The Big Lie

by: Tom Neven, January, 2002, issue of Focus on the Family magazine.

When it comes to the fight for pro-family and pro-life policies in the public arena, never underestimate the chutzpah of the anti-family forces. The latest example comes in a slickly produced booklet titled "Unmasking Fake Clinics" whose self-declared aim is to "help alleviate some of the problems caused by CPCs."

The National Abortion Rights Action League, better known as NARAL, produces the booklet, which charges crisis pregnancy centers with deceptive practices, allegedly luring women through their doors under false pretenses.

It calls CPCs the "provider arm" of the "anti-choice movement," and it accuses them of pretending to be medical clinics without trained medical professionals, this from an organization that has fought attempts in several states to bring abortion clinics up to the same medical standards of veterinary clinics.

NARAL's booklet cites "anecdotal evidence" that CPCs even discriminate on the basis of race, this from an organization whose patron saint, Margaret Sanger, advocated birth control and abortion to restrain the population growth of so-called inferior races. The booklet, also called a "choice action kit," is designed to give pro-abortion advocates advice on how to mount a campaign to close CPCs. (The beginning of the booklet is careful, however, to disclaim "any liability for loss incurred as a consequence of the use of any materials in this book.") It provides proposed letters to newspaper editors and to local medical officials.

In the chapter "The Case Against CPCs," it features items called "Fake Clinics . . . In Their Own Words," quoting largely unnamed sources for allegedly using deceptive information provided by CPCs. Here are two examples of so-called misleading information:

"[CareNet crisis pregnancy centers are] committed to creating an awareness within the local community . . . of the fact that abortion only compounds human need rather than resolving it." *CareNet Information packet For Developing a CareNet Pregnancy Center Ministry

"I'll give you lots of information about why you shouldn't have an abortion. First of all, and probably the most important, is that you will never forget it your whole life. . . . You don't want to do something that is going to ruin your fertility and your ability to have a family later on. And so many times . . . women can have an infection, which can cause you to become sterile." *CPC "Counselor," Flint, MI (Feb. 2000).
[Editor's note: Deletions or changes to text are part of the NARAL booklet.]

If NARAL considers these statements to be false or misleading, it better rethink who is misleading whom when it comes to giving out complete information about abortion.

The booklet also provides advice on how to investigate CPCs, including information designed to deceive CPC staff by posing as pregnant women or college students who think they might be pregnant. And as another part of its deceptive investigations, are you picking up a trend here, the booklet tells readers to try to catch a CPC at racial discrimination by sending three "couples" for counseling: one in which both the woman and her partner are Caucasian, one in which they are of two different races, and another couple "of color."

Duping the public
The real danger of NARAL's campaign comes in the subtlety of its propaganda, at least in the eyes of a reader not familiar with the issues, and the lengths it will go to spread it.

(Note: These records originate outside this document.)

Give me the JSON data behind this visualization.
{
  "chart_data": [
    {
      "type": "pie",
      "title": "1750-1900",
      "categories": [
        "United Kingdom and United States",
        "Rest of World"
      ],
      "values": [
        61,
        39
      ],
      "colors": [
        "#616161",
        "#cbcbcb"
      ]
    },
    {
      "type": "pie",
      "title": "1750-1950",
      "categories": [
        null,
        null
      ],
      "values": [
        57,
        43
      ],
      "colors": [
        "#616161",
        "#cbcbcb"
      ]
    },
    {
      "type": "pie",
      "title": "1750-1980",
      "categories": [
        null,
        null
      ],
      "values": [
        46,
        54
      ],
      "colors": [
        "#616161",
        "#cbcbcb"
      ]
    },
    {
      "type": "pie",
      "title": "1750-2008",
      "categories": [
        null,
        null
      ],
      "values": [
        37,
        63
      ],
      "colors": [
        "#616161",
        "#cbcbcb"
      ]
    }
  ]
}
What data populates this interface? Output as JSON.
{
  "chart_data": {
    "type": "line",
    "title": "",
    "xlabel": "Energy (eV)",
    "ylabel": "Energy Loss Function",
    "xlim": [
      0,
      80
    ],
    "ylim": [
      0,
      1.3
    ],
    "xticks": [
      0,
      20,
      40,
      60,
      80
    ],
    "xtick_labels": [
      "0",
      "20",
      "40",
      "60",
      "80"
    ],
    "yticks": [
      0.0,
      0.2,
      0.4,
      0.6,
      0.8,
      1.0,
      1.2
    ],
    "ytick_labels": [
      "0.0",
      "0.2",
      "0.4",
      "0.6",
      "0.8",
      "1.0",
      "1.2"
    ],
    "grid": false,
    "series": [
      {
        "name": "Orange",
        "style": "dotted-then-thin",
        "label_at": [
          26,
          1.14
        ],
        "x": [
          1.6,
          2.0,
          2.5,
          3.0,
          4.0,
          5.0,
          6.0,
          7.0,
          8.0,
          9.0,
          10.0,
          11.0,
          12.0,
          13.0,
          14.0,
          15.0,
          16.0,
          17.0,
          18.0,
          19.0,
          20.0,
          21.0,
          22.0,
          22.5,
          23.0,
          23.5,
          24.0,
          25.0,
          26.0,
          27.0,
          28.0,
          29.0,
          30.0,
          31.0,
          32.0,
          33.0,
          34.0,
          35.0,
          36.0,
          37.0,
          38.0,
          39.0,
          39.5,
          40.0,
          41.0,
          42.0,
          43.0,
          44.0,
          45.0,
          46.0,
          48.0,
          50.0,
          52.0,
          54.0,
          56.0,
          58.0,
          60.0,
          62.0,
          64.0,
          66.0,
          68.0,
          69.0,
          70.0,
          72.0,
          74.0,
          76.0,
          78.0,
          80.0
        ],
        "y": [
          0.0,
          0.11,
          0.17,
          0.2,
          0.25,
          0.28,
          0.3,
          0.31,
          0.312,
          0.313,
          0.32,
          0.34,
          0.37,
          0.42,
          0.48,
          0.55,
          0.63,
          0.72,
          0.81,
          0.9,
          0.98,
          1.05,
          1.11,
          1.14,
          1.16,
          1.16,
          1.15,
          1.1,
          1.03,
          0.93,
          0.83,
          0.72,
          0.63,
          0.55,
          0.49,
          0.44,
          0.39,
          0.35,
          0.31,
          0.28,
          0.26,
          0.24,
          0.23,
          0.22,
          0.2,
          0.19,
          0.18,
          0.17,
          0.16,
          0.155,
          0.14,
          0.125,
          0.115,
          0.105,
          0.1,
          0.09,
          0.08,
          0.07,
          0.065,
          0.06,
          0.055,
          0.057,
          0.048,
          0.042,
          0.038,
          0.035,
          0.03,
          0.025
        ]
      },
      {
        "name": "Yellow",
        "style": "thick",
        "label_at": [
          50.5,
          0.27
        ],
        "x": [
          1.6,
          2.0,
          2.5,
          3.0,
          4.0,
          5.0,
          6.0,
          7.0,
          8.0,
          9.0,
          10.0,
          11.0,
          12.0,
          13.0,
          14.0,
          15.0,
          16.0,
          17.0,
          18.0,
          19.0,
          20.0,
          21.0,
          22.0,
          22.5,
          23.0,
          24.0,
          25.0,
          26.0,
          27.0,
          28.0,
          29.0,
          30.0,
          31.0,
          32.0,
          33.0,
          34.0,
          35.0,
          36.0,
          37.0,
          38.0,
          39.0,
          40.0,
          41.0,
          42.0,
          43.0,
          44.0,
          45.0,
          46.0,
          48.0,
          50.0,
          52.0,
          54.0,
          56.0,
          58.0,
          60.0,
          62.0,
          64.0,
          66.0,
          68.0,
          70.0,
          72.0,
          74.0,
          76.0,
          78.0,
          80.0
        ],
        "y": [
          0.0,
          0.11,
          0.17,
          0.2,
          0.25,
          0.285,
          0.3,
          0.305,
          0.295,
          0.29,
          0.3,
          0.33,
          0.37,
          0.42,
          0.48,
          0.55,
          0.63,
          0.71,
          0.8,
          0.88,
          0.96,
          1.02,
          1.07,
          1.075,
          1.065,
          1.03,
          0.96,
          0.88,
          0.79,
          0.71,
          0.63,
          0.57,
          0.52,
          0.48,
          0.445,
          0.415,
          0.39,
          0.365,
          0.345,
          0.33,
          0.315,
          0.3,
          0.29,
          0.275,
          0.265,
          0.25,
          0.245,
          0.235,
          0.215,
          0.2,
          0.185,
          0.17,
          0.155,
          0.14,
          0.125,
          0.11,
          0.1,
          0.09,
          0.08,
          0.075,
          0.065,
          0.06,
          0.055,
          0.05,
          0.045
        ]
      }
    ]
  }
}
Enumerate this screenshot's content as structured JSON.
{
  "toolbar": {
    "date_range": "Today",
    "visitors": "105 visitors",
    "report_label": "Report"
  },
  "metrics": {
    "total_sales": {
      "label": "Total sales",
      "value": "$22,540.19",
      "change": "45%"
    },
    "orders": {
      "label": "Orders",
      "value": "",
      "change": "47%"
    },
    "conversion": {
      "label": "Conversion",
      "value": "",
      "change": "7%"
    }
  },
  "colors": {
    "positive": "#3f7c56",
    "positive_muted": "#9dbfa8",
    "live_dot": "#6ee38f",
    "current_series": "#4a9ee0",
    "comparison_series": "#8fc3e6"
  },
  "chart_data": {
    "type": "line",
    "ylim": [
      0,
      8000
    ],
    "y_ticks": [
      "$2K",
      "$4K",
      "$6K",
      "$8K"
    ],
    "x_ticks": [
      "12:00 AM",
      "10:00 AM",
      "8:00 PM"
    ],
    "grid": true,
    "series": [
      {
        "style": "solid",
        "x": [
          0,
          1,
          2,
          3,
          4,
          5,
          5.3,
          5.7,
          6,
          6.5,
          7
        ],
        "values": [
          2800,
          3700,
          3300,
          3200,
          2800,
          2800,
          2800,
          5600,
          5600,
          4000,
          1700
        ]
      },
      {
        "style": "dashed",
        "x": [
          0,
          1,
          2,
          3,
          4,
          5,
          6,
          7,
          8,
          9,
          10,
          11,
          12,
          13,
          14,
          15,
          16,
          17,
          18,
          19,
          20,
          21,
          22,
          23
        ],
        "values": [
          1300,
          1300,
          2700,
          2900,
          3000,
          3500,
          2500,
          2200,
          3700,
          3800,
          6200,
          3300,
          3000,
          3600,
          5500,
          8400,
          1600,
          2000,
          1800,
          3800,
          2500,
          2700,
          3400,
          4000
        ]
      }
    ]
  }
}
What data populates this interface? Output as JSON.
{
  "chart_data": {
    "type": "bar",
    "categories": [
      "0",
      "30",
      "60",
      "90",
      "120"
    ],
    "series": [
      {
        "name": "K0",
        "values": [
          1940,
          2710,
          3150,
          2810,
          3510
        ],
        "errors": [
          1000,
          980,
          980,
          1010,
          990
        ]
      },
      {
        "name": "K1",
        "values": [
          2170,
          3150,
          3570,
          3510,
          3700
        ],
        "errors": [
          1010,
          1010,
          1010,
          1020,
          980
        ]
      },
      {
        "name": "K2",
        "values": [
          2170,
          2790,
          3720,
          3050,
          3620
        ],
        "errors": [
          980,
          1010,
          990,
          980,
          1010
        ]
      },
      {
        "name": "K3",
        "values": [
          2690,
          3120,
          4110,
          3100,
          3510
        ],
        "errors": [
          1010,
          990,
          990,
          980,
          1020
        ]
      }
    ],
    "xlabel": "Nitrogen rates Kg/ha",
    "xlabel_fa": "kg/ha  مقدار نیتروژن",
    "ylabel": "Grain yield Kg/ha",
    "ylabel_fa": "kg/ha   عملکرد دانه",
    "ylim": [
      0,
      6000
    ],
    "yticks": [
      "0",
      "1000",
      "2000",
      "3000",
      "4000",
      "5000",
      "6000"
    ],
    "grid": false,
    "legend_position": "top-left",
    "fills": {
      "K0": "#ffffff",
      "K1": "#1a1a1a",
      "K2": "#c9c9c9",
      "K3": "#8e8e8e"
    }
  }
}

For example, the Conejo Valley Women's Resource Center in Thousand Oaks, Calif., was targeted by a nurse practitioner named Wendy Davidson, who provides "family-planning services" in the area. She wrote a letter to the Thousand Oaks Star in which she accuses the center of being deceptive because it provides no birth-control information or referrals. (Never mind the screwy logic of offering birth-control information to a pregnant woman.)

As Sally Rosiek, the executive director of the center, points out, "We have never claimed to be a family-planning clinic, nor are we listed in any directory under any category for birth control or family-planning providers. We are listed as an 'abortion alternative' or 'pregnancy counseling' center, in keeping with our stated purpose to support women already pregnant."

Davidson's letter to the newspaper is almost a point-for-point recital of the suggested charges contained in the NARAL booklet. For example, taking a cue directly from NARAL, Davidson wrote, "Sadly, it is the medically underserved population?poor or uneducated women?who suffer from this the most." She also claims that the Conejo Valley Center is not a medical facility, even though it is in fact licensed as such by the state of California.

Someone in the Thousand Oaks area has also been leaving flyers in restaurant restrooms warning against "deceptive" CPCs and names the Conejo Valley Women's Resource Center and the Life Centers of Ventura, Simi and Camarillo, Calif., on the flyer. It also provides an e-mail address for readers to report an "experience at a fake clinic."

Why now?
Rosiek of the Conejo Valley Center said that NARAL and other pro-abortion forces had generally ignored CPCs in the past. "They did not see us as a threat, mainly because they had a friend in the White House," she said.

"This is no longer the case. President Bush has publicly shared his pro-life stance and his support for crisis pregnancy and women's resource centers." And she adds, "The good news is, as it says in Romans 8:31, 'What, then, shall we say in response to this? If God is for us, who can be against us?' We must be doing something right or the enemy wouldn't be trying so hard to stop us."